Suddenly, a whistle cut through the air and a wild shout: “Stop! Stop! Stop!” The shouting SS man did not shoot at the small girl who had broken away from the transport, as he didn’t want to make a bad impression on the hundreds of women and children who were being fooled into thinking they were going to the baths. A shot at the child could have caused them to scatter, and it would have been difficult to herd them back into the gas chamber. The girl, whose features could already be distinguished, did not run away outside the patrol’s range, but ran straight toward our command at Crematorium III. Not everyone could see her, as we were forbidden from looking at the transport, but people whispered about it, and the child kept running. She fell into a muddy puddle, stumbled, and, not remembering anything, kept running toward us. Wacek’s father, who had faithfully adhered to the rule of always working and never „getting into trouble,” didn’t know anything, turned around, and then suddenly, a familiar voice: “Daddy! Daddy!” It came from right next to him. Overjoyed, the father embraced his daughter, and she continued chirping:

“We are with mommy, and we’ll be here with you too.”

“But how did you find me?” the father asked. “Who told you?”

The happy child didn’t hide anything: “Daddy, no one told me, but I recognized you by your walk. I saw you pushing that cart, and I knew immediately it was my daddy.”

The distraught father broke down in tears and stood frozen, for he knew that the transport was headed for the gas, but the poor child had no idea about any of it and kept asking, “Daddy, why are you crying? Don’t you like that I’m here with you?
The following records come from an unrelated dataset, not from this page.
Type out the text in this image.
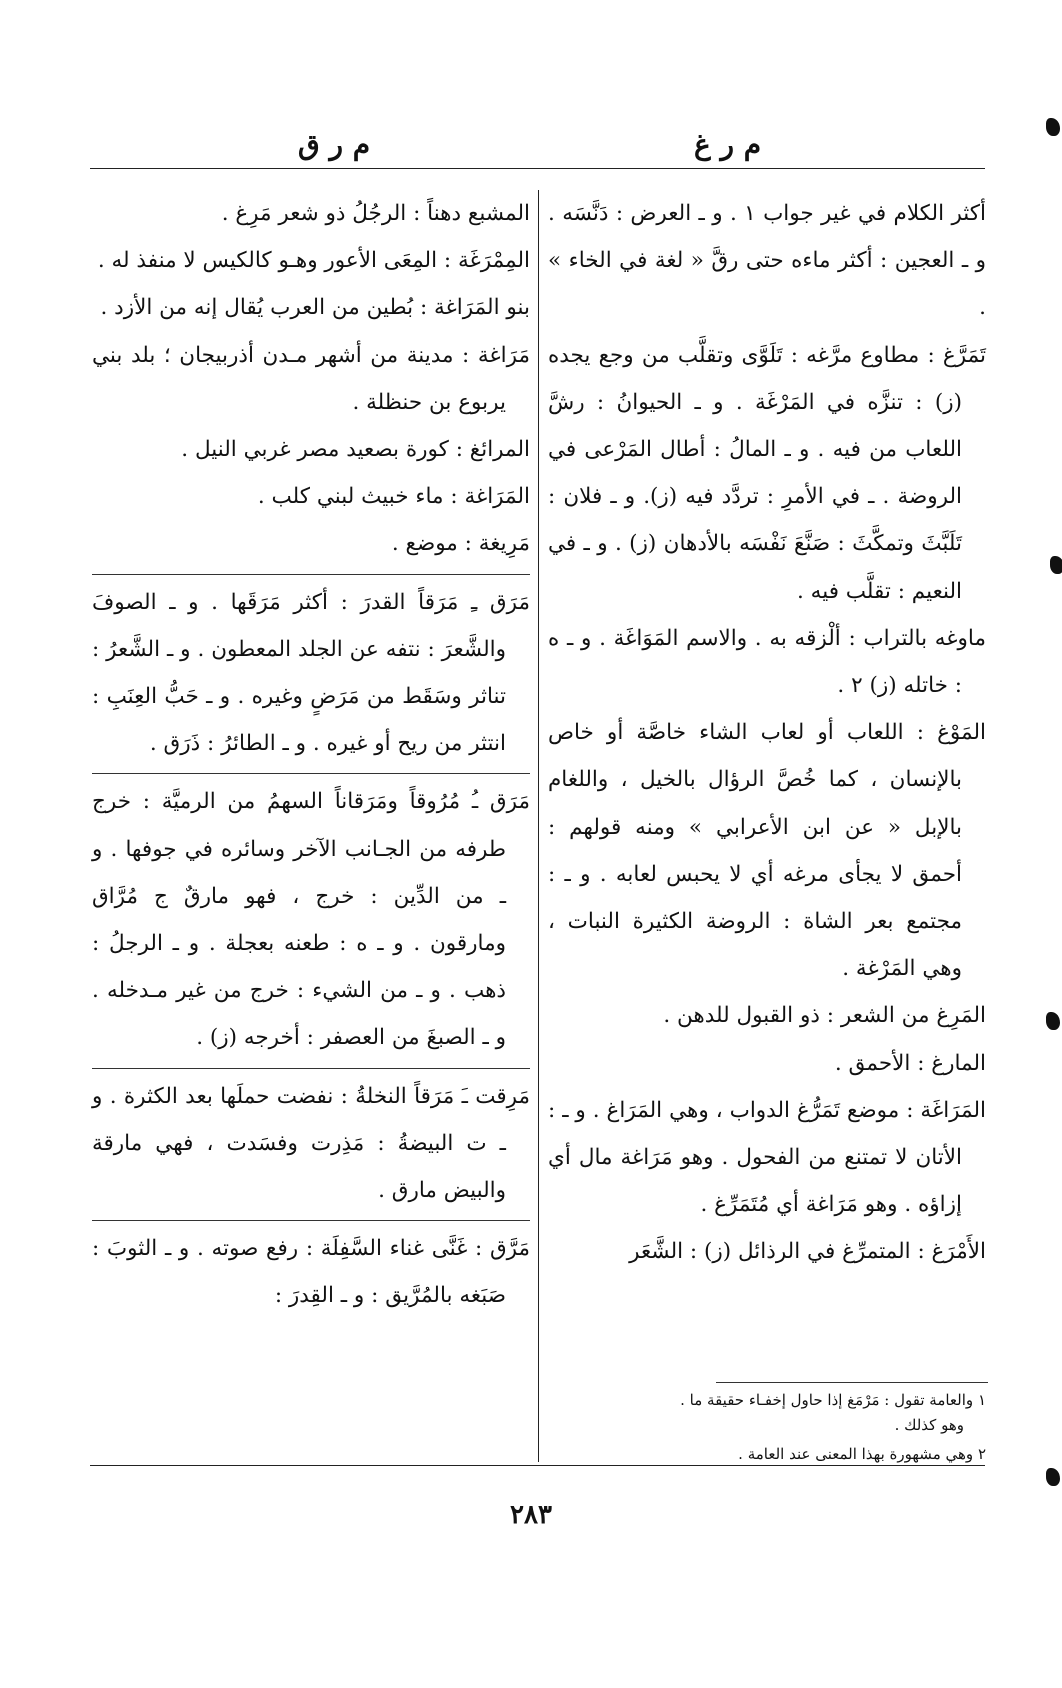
م ر غ
م ر ق

أكثر الكلام في غير جواب ١ . و ـ العرض : دَنَّسَه . و ـ العجين : أكثر ماءه حتى رقَّ « لغة في الخاء » .

تَمَرَّغ : مطاوع مرَّغه : تَلَوَّى وتقلَّب من وجع يجده (ز) : تنزَّه في المَرْغَة . و ـ الحيوانُ : رشَّ اللعاب من فيه . و ـ المالُ : أطال المَرْعى في الروضة . ـ في الأمرِ : تردَّد فيه (ز). و ـ فلان : تَلَبَّثَ وتمكَّثَ : صَنَّعَ نَفْسَه بالأدهان (ز) . و ـ في النعيم : تقلَّب فيه .

ماوغه بالتراب : ألْزقه به . والاسم المَوَاغَة . و ـ ه : خاتله (ز) ٢ .

المَوْغ : اللعاب أو لعاب الشاء خاصَّة أو خاص بالإنسان ، كما خُصَّ الرؤال بالخيل ، واللغام بالإبل « عن ابن الأعرابي » ومنه قولهم : أحمق لا يجأى مرغه أي لا يحبس لعابه . و ـ : مجتمع بعر الشاة : الروضة الكثيرة النبات ، وهي المَرْغة .

المَرِغ من الشعر : ذو القبول للدهن .

المارغ : الأحمق .

المَرَاغَة : موضع تَمَرُّغ الدواب ، وهي المَرَاغ . و ـ : الأتان لا تمتنع من الفحول . وهو مَرَاغة مال أي إزاؤه . وهو مَرَاغة أي مُتَمَرِّغ .

الأَمْرَغ : المتمرِّغ في الرذائل (ز) : الشَّعَر

المشبع دهناً : الرجُلُ ذو شعر مَرِغ .

المِمْرَغَة : المِعَى الأعور وهـو كالكيس لا منفذ له .

بنو المَرَاغة : بُطين من العرب يُقال إنه من الأزد .

مَرَاغة : مدينة من أشهر مـدن أذربيجان ؛ بلد بني يربوع بن حنظلة .

المرائغ : كورة بصعيد مصر غربي النيل .

المَرَاغة : ماء خبيث لبني كلب .

مَرِيغة : موضع .

مَرَق ـِ مَرَقاً القدرَ : أكثر مَرَقَها . و ـ الصوفَ والشَّعرَ : نتفه عن الجلد المعطون . و ـ الشَّعرُ : تناثر وسَقَط من مَرَضٍ وغيره . و ـ حَبُّ العِنَبِ : انتثر من ريح أو غيره . و ـ الطائرُ : ذَرَق .

مَرَق ـُ مُرُوقاً ومَرَقاناً السهمُ من الرميَّة : خرج طرفه من الجـانب الآخر وسائره في جوفها . و ـ من الدِّين : خرج ، فهو مارقٌ ج مُرَّاق ومارقون . و ـ ه : طعنه بعجلة . و ـ الرجلُ : ذهب . و ـ من الشيء : خرج من غير مـدخله . و ـ الصبغَ من العصفر : أخرجه (ز) .

مَرِقت ـَ مَرَقاً النخلةُ : نفضت حملَها بعد الكثرة . و ـ ت البيضةُ : مَذِرت وفسَدت ، فهي مارقة والبيض مارق .

مَرَّق : غَنَّى غناء السَّفِلَة : رفع صوته . و ـ الثوبَ : صَبَغه بالمُرَّيق : و ـ القِدرَ :

١ والعامة تقول : مَرْمَغ إذا حاول إخفـاء حقيقة ما .
وهو كذلك .

٢ وهي مشهورة بهذا المعنى عند العامة .

٢٨٣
Aren’t you happy like I am?” The father couldn’t answer. He cried like a child, and I cried too. I looked around the command… they were all crying. Everyone felt sorry for the child, who thought she was at the height of happiness. The father took his daughter by the hand as the SS man approached to herd the child into the column. The father tried to lift the little girl onto his back, but he didn’t have the strength. He stood there for a moment, trying to extend the child’s life, then looked up at the blue sky of the German concentration camp of Birkenau, covered with thick clouds of burned bodies, raised his hand, said something, but no one understood if he was praying or cursing God.
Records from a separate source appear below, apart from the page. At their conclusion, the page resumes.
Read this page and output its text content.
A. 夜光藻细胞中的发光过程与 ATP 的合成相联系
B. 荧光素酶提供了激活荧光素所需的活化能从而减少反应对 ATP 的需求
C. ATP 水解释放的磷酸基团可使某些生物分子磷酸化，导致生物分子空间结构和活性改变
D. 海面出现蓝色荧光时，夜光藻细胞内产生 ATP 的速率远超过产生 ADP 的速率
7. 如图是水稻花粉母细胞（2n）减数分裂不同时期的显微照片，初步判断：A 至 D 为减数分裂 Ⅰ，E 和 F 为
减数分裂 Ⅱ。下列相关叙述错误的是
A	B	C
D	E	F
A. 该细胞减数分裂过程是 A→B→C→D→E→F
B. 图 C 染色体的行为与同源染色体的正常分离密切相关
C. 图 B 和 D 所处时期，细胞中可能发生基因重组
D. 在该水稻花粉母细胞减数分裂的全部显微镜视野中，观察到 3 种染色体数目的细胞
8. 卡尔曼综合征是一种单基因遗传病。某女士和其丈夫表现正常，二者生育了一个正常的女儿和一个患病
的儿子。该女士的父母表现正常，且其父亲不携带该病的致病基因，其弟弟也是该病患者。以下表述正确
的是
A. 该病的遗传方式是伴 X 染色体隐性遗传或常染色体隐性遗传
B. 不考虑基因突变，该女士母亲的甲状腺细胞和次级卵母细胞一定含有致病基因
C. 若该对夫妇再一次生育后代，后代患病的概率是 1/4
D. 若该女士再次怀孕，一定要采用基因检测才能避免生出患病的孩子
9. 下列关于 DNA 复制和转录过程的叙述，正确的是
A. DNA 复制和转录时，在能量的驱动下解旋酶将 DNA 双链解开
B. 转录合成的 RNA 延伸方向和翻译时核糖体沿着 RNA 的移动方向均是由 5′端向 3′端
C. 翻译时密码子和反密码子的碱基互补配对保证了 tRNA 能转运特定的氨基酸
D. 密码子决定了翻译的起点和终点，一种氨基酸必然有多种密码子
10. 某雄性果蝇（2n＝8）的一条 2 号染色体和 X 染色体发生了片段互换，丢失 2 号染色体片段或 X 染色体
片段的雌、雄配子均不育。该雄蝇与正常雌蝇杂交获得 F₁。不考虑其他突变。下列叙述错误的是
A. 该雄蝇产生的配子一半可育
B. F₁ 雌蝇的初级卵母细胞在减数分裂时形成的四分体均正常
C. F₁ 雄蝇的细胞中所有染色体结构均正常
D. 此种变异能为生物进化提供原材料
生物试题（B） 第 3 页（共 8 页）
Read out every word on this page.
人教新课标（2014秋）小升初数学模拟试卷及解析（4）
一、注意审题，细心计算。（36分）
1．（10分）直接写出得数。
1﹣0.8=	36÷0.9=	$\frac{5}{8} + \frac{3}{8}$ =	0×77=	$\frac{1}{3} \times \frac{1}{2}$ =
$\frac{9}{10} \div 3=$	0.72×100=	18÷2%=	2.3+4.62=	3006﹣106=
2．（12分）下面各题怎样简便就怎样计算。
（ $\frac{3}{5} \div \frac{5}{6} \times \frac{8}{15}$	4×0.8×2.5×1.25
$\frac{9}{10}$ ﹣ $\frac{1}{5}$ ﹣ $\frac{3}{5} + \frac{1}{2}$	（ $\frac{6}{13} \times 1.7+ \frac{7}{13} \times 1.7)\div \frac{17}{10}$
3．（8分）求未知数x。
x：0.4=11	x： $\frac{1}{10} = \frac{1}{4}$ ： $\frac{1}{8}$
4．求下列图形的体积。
I saw enough to know that the German soldier struck him with the rifle butt and ordered him to march. He went with his daughter along the same road she had run, but I saw how he reached the little shoes his daughter had lost, picked them up from the mud, and then joined the transport, disappearing into the depths of the gas chamber.

Strangely enough, I saw him once again, but already dead, in a wheelbarrow used to carry soil, and he was brought back to the camp for roll call, as the camp regulations required.